Lia Maria Guedes de Freitas e Ida Maria Costa de Andrade tomaram posse no final da manhã desta segunda-feira (28/7).

568Duas novas desembargadoras passaram a compor, oficialmente, a partir da última segunda-feira (28/7), o quadro do 2.º Grau do Tribunal de Justiça do Amazonas (TJAM). A cerimônia de posse das magistradas Lia Maria Guedes de Freitas e Ida Maria Costa de Andrade foi realizada no auditório do Centro Administrativo Desembargador José de Jesus Ferreira Lopes, prédio anexo à sede da Corte Estadual de Justiça, localizado no bairro Aleixo, zona Centro-Sul de Manaus. O vice-presidente do TRT-11, desembargador David Alves de Mello Júnior, representou o Regional do evento.

A solenidade teve início no final da manhã e contou com a presença de diversas autoridades, como o corregedor nacional de Justiça, ministro Mauro Campbell Marques; o governador do Amazonas, Wilson Lima; o prefeito de Manaus, David Almeida; autoridades militares; familiares das novas desembargadoras; magistrados e servidores do Tribunal. 

Antes da cerimônia, as novas desembargadoras concederam entrevista coletiva à imprensa, em que compartilharam momentos significativos de suas trajetórias e falaram sobre o compromisso com o Poder Judiciário e a emoção de chegarem ao cargo de desembargadora da Corte amazonense.

Entre os momentos mais impactantes da solenidade, a tradicional troca da toga de juíza pela de desembargadora emocionou os presentes. A mãe do desembargador-presidente da Corte, Maria Cândida Fernandes, representou a mãe de Ida Maria, a dona Maria José, já falecida, no momento da troca das togas. As duas eram muito amigas e também trabalharam juntas no Tribunal de Justiça do Amazonas. 

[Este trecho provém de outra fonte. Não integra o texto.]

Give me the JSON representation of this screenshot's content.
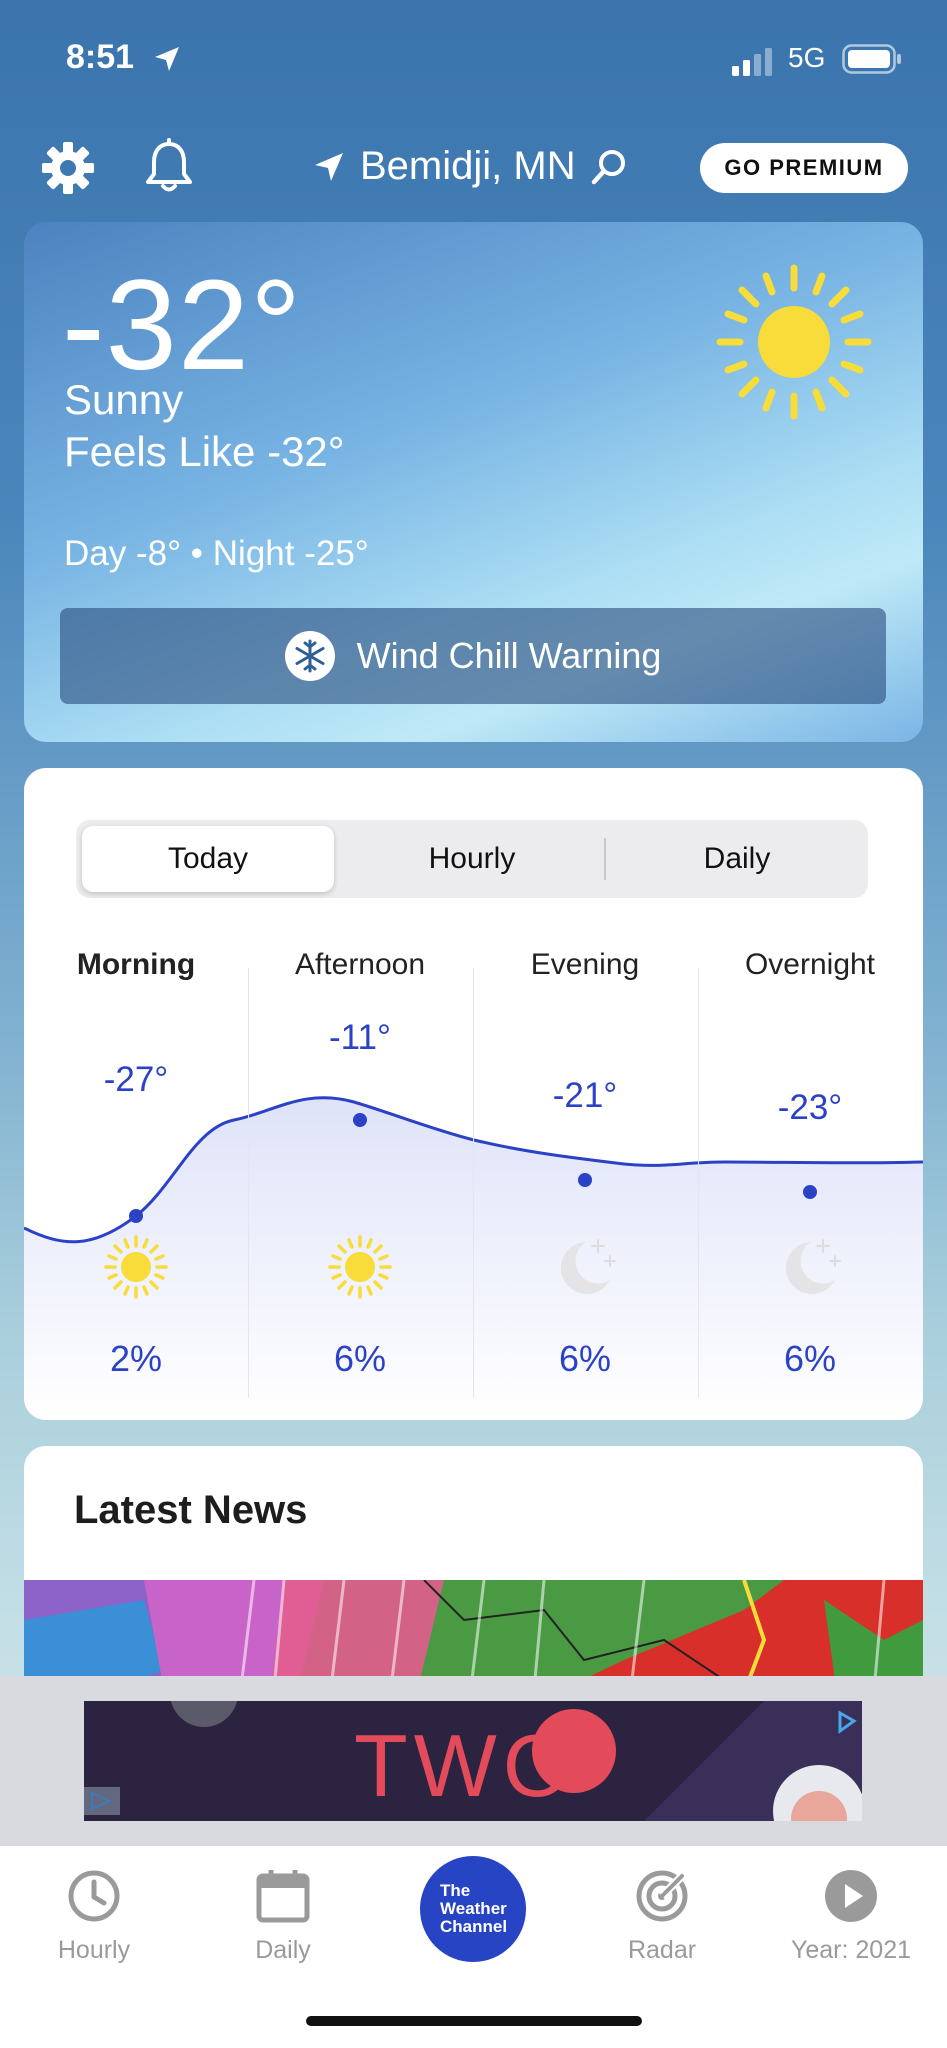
{
  "status_bar": {
    "time": "8:51",
    "network": "5G"
  },
  "header": {
    "location": "Bemidji, MN",
    "premium_label": "GO PREMIUM"
  },
  "current": {
    "temperature": "-32°",
    "condition": "Sunny",
    "feels_like": "Feels Like -32°",
    "day_night": "Day -8° • Night -25°",
    "alert": "Wind Chill Warning"
  },
  "forecast": {
    "tabs": [
      "Today",
      "Hourly",
      "Daily"
    ],
    "active_tab": "Today",
    "periods": [
      {
        "label": "Morning",
        "temp": "-27°",
        "precip": "2%",
        "icon": "sun-icon"
      },
      {
        "label": "Afternoon",
        "temp": "-11°",
        "precip": "6%",
        "icon": "sun-icon"
      },
      {
        "label": "Evening",
        "temp": "-21°",
        "precip": "6%",
        "icon": "moon-stars-icon"
      },
      {
        "label": "Overnight",
        "temp": "-23°",
        "precip": "6%",
        "icon": "moon-stars-icon"
      }
    ]
  },
  "news": {
    "title": "Latest News"
  },
  "ad": {
    "text": "TWO"
  },
  "tabbar": {
    "hourly": "Hourly",
    "daily": "Daily",
    "brand_line1": "The",
    "brand_line2": "Weather",
    "brand_line3": "Channel",
    "radar": "Radar",
    "year": "Year: 2021"
  },
  "colors": {
    "accent_blue": "#2b42c7",
    "brand_blue": "#2744c4",
    "sun_yellow": "#f7dc3a"
  }
}
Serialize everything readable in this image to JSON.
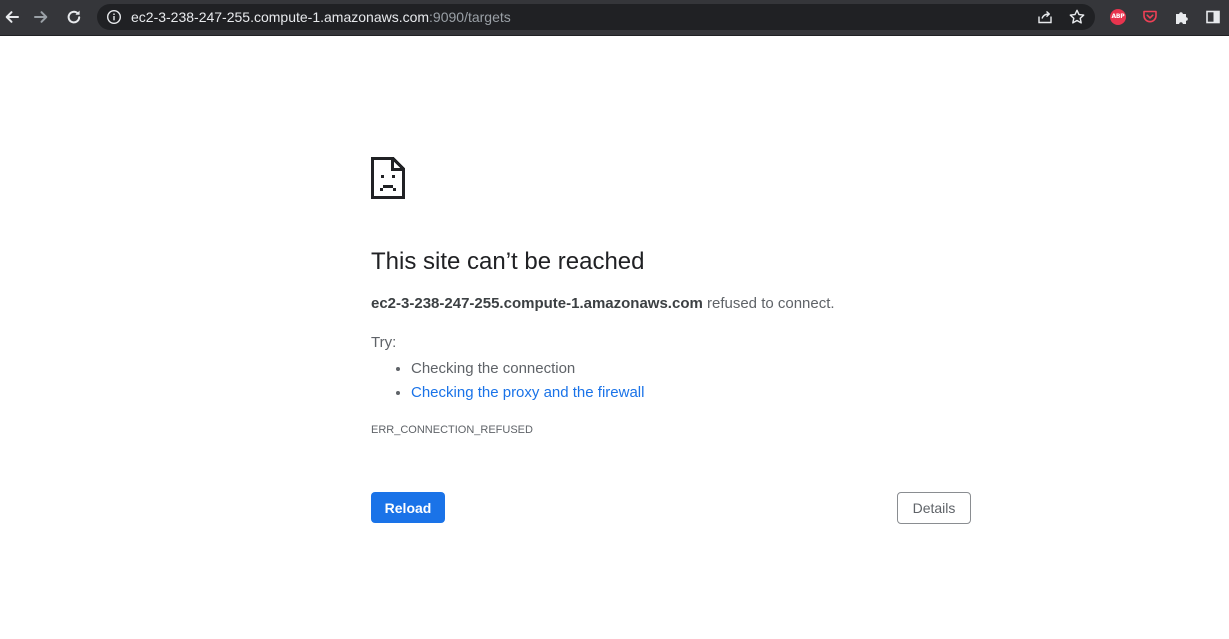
{
  "browser": {
    "address_bar": {
      "host": "ec2-3-238-247-255.compute-1.amazonaws.com",
      "path": ":9090/targets"
    },
    "icons": {
      "back": "back-arrow-icon",
      "forward": "forward-arrow-icon",
      "reload": "reload-icon",
      "site_info": "info-icon",
      "share": "share-icon",
      "bookmark": "star-icon",
      "adblock": "adblock-plus-icon",
      "pocket": "pocket-icon",
      "extensions": "puzzle-icon",
      "side_panel": "side-panel-icon"
    },
    "adblock_label": "ABP"
  },
  "error_page": {
    "heading": "This site can’t be reached",
    "host": "ec2-3-238-247-255.compute-1.amazonaws.com",
    "summary_suffix": " refused to connect.",
    "try_label": "Try:",
    "suggestions": [
      "Checking the connection",
      "Checking the proxy and the firewall"
    ],
    "error_code": "ERR_CONNECTION_REFUSED",
    "reload_label": "Reload",
    "details_label": "Details"
  },
  "colors": {
    "toolbar_bg": "#35363a",
    "omnibox_bg": "#202124",
    "link_blue": "#1a73e8",
    "primary_button": "#1a73e8",
    "adblock_red": "#e8344e",
    "pocket_red": "#ef4056"
  }
}
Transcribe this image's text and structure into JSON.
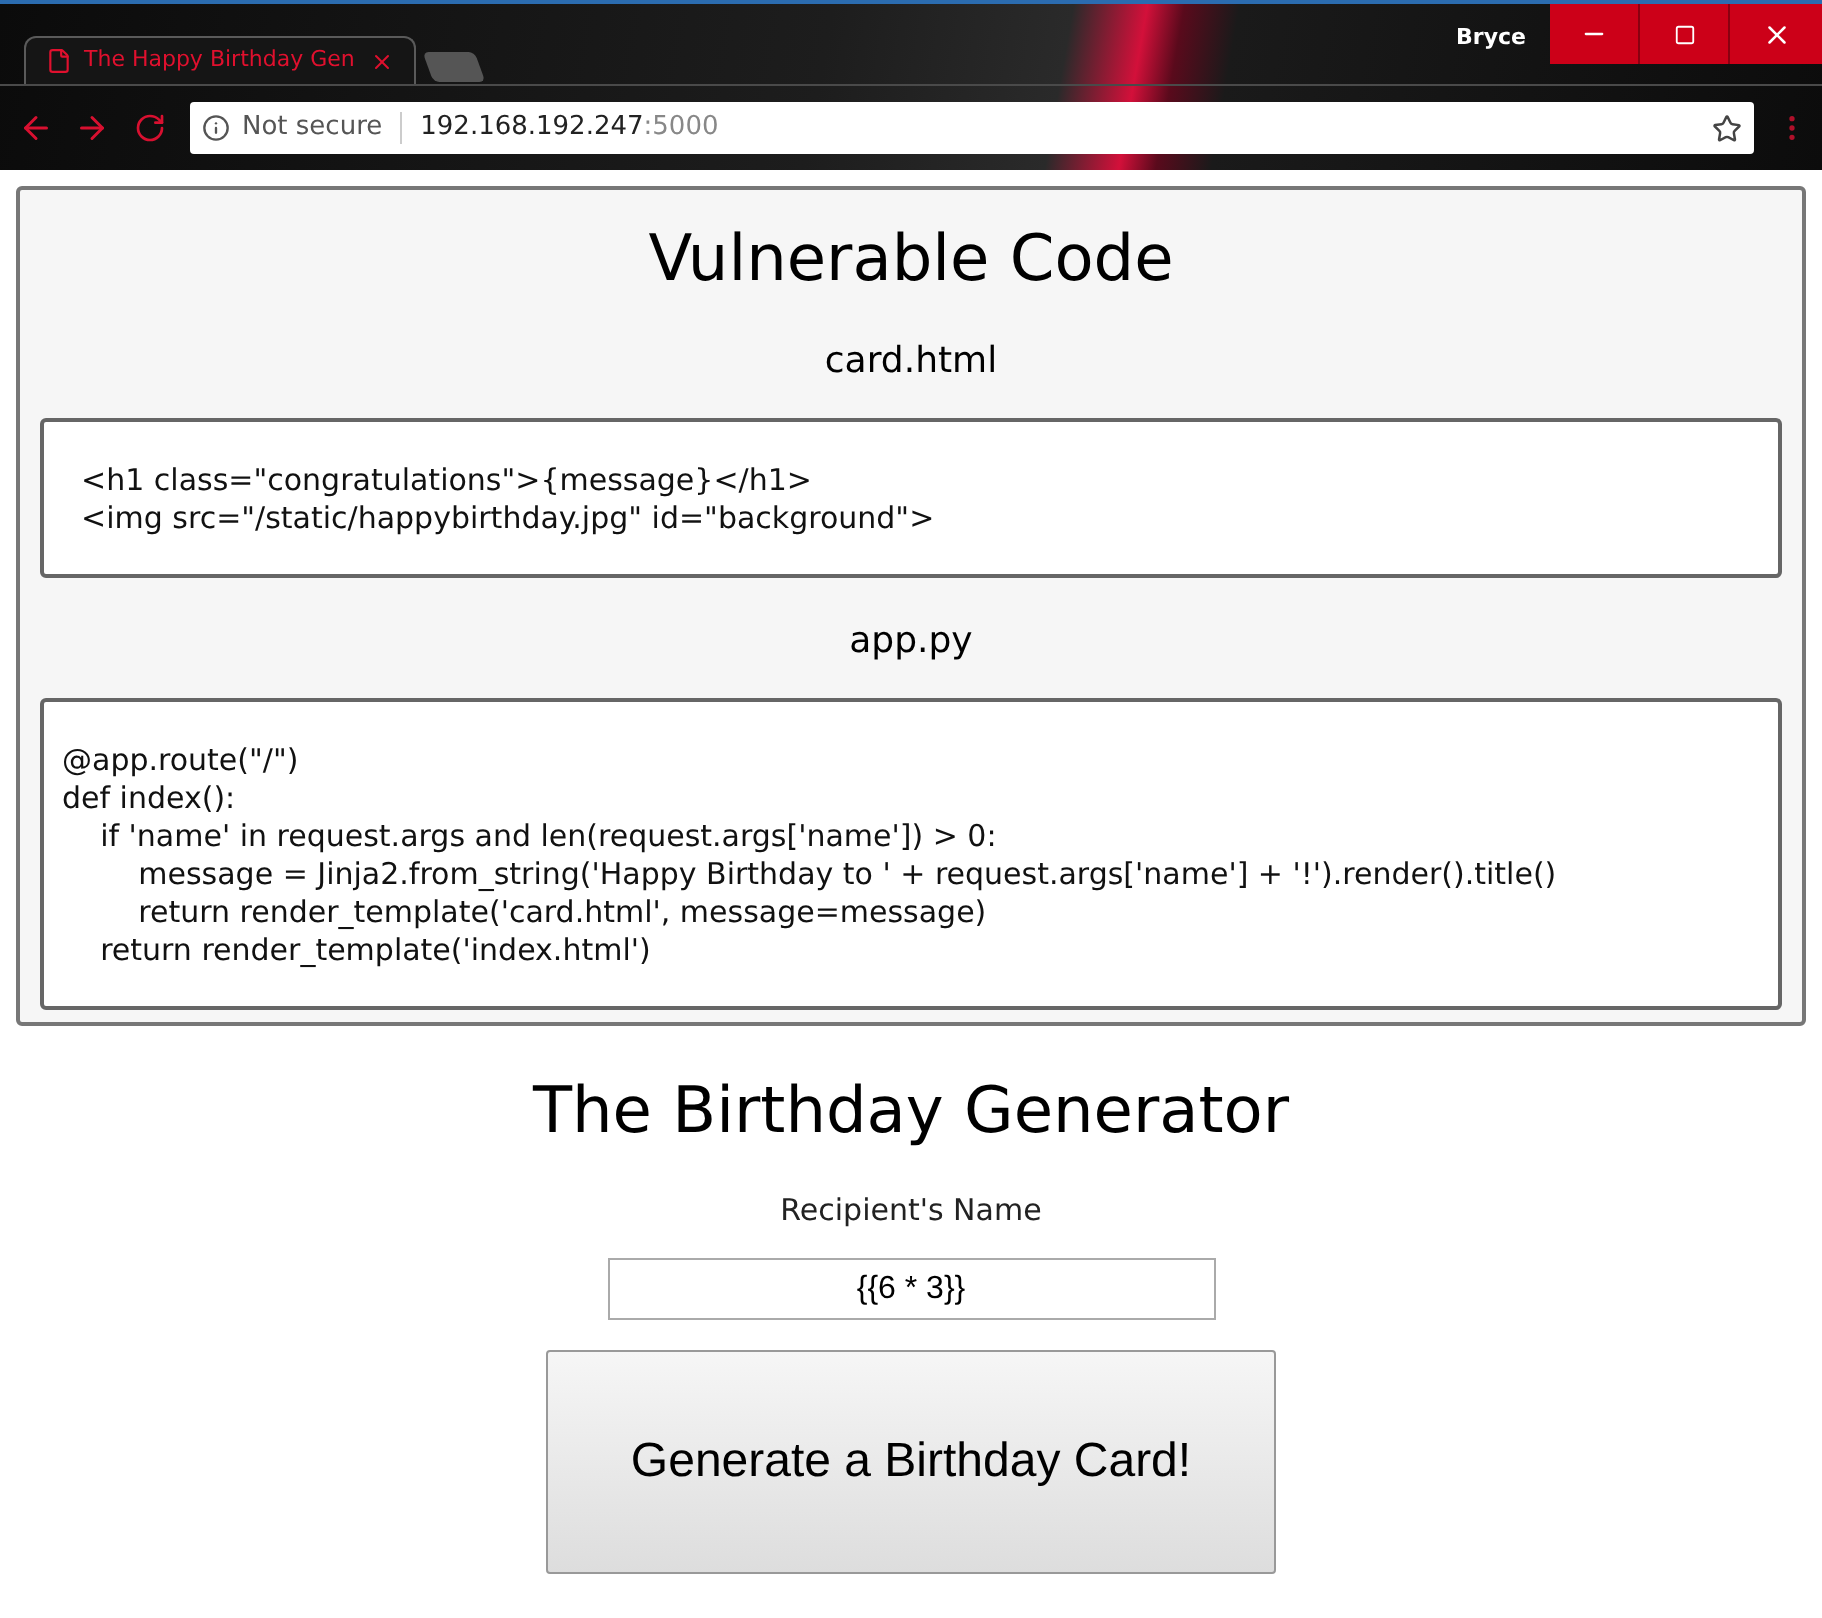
{
  "browser": {
    "tabs": [
      {
        "title": "The Happy Birthday Gen",
        "selected": true
      }
    ],
    "profile": "Bryce",
    "address_bar": {
      "security": "Not secure",
      "host": "192.168.192.247",
      "port": ":5000"
    }
  },
  "vulnerable_code": {
    "title": "Vulnerable Code",
    "files": [
      {
        "name": "card.html",
        "lines": [
          "  <h1 class=\"congratulations\">{message}</h1>",
          "  <img src=\"/static/happybirthday.jpg\" id=\"background\">"
        ]
      },
      {
        "name": "app.py",
        "lines": [
          "@app.route(\"/\")",
          "def index():",
          "    if 'name' in request.args and len(request.args['name']) > 0:",
          "        message = Jinja2.from_string('Happy Birthday to ' + request.args['name'] + '!').render().title()",
          "        return render_template('card.html', message=message)",
          "    return render_template('index.html')"
        ]
      }
    ]
  },
  "generator": {
    "title": "The Birthday Generator",
    "name_field": {
      "label": "Recipient's Name",
      "value": "{{6 * 3}}"
    },
    "submit_button": "Generate a Birthday Card!"
  }
}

Já a sobrinha e a amiga de Lia Maria Guedes de Freitas, respectivamente Maria Beatriz e Irlana de Carvalho Leal, estiveram presentes no momento da troca e, num gesto simbólico, a nova desembargadora passou a toga de juíza à sobrinha como inspiração para as gerações mais novas.

Saudação

Na saudação às novas integrantes, feita em nome dos desembargadores, o presidente da Corte, Jomar Fernandes, destacou a vida e a carreira de cada uma. Ao lembrar a trajetória da amazonense Lia Maria Guedes de Freitas, o presidente pontuou o esforço, a dedicação e o apoio que ela recebeu de figuras importantes do meio jurídico, como o saudoso desembargador Paulo dos Anjos Feitoza, que a ajudou na sua primeira designação para o interior como juíza; e o professor João dos Santos Pereira Braga, que ministrava aulas de Direito Constitucional, Direito Civil e Direito Agrário gratuitamente às estudantes de Direito, na época, Lia Maria e sua irmã, Liane Guedes Rodrigues, hoje procuradora de Justiça do Ministério Público; e Yolanda Corrêa Pereira, hoje procuradora do Estado. “Momentos como esse, de posse, representam não só uma conquista pessoal na trajetória de ambas, mas também o reconhecimento de histórias de luta, de vocação e de compromisso com a Justiça”, afirmou o desembargador Jomar Fernandes durante a cerimônia.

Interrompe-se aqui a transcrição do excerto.